Homecare prescriptions are physically sent to external homecare companies for dispensing, so the hospital must retain a copy for governance, audit and continuity of care. Previously, prescriptions were scanned in and manually moved to local folders with variable filenames, introducing risk of error, no audit trail and duplicated effort (pharmacy and clinical teams both scanning). This was a slow, manual process, with a typical delay of around 2-3 weeks before prescriptions were uploaded due to the high volume.

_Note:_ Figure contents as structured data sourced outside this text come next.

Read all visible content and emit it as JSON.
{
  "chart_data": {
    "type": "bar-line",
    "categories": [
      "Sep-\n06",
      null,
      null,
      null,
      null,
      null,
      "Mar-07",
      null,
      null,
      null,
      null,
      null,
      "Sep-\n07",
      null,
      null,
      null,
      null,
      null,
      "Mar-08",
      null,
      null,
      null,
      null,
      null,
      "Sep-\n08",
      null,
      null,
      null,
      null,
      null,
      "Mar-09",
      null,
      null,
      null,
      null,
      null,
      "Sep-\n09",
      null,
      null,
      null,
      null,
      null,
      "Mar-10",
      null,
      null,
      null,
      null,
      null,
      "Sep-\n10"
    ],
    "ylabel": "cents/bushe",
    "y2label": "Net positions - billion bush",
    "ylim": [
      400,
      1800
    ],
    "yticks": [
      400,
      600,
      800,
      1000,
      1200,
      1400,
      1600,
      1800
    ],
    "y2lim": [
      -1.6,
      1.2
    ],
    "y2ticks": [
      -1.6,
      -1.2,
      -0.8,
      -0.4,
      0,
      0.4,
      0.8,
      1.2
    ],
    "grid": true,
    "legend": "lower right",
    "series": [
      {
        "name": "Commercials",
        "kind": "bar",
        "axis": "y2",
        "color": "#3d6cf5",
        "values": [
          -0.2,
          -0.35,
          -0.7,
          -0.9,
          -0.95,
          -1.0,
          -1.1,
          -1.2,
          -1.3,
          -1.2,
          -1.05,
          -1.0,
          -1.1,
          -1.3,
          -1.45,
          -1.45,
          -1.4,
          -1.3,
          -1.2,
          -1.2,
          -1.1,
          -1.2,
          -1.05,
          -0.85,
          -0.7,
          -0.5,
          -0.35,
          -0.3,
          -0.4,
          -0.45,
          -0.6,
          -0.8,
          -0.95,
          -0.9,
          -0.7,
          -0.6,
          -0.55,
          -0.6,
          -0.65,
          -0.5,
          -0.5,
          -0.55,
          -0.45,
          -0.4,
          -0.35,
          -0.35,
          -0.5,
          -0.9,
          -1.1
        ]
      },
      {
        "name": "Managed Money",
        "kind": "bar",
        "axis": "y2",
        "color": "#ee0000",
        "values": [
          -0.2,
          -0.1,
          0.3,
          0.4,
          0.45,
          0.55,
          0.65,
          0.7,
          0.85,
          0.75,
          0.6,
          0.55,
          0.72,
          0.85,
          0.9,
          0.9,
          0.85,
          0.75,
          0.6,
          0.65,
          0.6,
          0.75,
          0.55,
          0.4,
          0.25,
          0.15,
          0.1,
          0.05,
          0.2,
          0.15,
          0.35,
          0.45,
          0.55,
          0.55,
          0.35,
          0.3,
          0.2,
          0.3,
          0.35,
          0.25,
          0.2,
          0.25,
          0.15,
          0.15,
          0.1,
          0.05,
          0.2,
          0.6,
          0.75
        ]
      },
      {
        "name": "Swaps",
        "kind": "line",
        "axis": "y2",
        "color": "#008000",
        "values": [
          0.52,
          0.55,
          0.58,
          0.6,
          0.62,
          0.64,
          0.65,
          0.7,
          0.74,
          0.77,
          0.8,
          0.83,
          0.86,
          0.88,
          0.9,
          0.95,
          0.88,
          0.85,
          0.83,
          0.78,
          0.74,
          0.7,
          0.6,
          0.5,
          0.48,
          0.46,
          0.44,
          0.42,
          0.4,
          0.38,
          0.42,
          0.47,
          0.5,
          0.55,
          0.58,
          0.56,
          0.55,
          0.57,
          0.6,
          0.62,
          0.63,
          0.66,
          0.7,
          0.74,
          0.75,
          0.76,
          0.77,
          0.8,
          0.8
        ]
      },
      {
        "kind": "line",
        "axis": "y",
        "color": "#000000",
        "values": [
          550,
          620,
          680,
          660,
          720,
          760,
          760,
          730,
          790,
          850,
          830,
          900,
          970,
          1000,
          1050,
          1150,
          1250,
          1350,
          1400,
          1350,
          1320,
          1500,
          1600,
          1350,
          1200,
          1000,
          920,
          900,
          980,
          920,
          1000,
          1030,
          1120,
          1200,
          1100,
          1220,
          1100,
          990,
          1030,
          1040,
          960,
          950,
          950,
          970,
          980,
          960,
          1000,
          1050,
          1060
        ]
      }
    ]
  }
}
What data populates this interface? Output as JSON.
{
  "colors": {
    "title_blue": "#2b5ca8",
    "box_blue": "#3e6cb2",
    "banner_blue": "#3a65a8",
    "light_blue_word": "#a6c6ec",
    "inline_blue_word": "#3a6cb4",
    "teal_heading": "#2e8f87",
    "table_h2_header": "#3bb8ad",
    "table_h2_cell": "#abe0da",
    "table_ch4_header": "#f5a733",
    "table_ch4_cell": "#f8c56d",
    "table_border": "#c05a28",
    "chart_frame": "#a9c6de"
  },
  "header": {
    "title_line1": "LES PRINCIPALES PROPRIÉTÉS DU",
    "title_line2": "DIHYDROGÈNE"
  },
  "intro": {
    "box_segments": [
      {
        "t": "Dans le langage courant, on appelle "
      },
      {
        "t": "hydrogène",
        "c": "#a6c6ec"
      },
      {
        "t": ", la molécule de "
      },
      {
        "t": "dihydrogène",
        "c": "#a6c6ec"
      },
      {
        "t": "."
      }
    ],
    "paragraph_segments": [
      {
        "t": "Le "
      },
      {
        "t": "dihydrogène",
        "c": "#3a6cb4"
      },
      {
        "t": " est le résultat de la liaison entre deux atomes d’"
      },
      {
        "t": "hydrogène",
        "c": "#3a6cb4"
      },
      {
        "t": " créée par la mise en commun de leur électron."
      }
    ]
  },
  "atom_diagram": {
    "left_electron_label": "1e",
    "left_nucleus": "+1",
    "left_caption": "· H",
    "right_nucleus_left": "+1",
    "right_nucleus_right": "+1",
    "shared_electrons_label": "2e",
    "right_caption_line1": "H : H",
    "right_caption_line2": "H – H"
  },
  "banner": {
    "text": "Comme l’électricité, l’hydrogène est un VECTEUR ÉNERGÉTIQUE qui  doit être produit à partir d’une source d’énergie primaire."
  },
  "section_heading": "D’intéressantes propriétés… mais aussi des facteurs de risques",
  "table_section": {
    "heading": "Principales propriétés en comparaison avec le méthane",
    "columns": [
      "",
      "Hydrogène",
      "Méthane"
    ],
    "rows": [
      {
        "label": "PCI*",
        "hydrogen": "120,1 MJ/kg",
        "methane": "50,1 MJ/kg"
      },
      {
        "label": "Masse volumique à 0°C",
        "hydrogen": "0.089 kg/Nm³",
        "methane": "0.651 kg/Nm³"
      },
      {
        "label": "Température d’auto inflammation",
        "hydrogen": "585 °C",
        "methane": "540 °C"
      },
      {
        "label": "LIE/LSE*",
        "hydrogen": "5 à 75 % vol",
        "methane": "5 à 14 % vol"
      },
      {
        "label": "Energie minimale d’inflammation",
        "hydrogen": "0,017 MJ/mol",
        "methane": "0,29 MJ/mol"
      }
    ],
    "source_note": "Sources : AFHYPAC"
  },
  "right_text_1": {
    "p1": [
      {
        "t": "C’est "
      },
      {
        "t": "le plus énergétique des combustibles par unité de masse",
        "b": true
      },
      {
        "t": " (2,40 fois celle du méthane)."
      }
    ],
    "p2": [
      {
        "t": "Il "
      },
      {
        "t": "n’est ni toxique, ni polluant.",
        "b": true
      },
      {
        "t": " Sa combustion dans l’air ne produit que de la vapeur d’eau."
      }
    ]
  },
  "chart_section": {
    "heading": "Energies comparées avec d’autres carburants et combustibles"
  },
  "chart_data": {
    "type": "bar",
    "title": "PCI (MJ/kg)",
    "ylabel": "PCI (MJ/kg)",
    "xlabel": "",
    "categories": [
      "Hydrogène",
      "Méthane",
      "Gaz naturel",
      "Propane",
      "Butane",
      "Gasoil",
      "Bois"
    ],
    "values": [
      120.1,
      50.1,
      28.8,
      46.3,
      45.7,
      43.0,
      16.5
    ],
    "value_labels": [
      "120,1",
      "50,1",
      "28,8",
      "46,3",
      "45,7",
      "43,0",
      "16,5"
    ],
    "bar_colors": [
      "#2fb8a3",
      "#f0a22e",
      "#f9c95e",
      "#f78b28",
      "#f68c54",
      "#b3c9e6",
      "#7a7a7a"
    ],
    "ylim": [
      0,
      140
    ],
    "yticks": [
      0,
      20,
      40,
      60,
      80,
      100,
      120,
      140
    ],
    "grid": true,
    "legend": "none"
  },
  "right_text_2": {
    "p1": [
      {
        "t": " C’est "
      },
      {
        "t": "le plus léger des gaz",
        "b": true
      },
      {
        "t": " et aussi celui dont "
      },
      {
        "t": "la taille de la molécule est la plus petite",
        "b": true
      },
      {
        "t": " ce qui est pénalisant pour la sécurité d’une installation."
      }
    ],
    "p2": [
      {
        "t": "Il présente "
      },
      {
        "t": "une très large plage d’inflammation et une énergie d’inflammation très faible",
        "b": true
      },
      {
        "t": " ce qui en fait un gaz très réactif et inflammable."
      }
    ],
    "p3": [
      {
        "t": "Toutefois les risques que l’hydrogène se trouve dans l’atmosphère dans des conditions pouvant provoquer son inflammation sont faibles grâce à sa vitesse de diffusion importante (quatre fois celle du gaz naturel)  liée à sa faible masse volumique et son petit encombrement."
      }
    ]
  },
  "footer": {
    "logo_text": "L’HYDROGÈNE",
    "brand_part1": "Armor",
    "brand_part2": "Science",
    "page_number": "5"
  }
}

We therefore needed a safer, faster and auditable process to retain copies of homecare prescriptions in the official patient record.
What was done?
We developed a Robotic Process Automation (RPA) which involved ustilising an Artificial Intelligence (AI) enabled workflow to capture homecare prescriptions, extract key fields, automatically file using standardised filenames, validate patient identifiers, and automatically upload documents into the patient record for all healthcare professionals (HCP) to view in real time.
How was it done?
We used Microsoft Power Automate and Azure AI to build an AI-driven RPA process to read scanned homecare prescriptions, extract key fields, standardise filenames, validate patient identifiers, and automatically upload documents into the official patient record. Within the automatic process, there are built-in validation checks to verify AI-extracted fields. If the AI confidence score is low or a check fails, the workflow prompts for human confirmation of the patient’s hospital number and then resumes processing.
What has been achieved?
To date, the solution has processed over 5,000 homecare prescriptions with 98% field-extraction accuracy. Average handling time has reduced from 3 minutes per prescription to 10 seconds per 50 prescriptions, equating to around 5 hours saved per 100 prescriptions. This novel process has released 7.5 hours of pharmacy staff time per week. Prescriptions are now available in the patient record in real time, improving information availability at the point of care and enabling staff to focus on higher value tasks. This has strengthened data quality and governance, and provides an audit trail whilst reducing duplication of work between pharmacy and multiple clinical teams.
What next?
We plan to extend the workflow so that all AI-extracted fields are written back to the Homecare Patient SQL database, creating a single, queryable source of truth and enabling automated checks, dashboards and reporting. We also plan to roll the solution out for other prescription types (outpatient and discharge), replacing off-site paper storage with searchable patient records, reducing storage costs, improving retrieval times, and strengthening governance.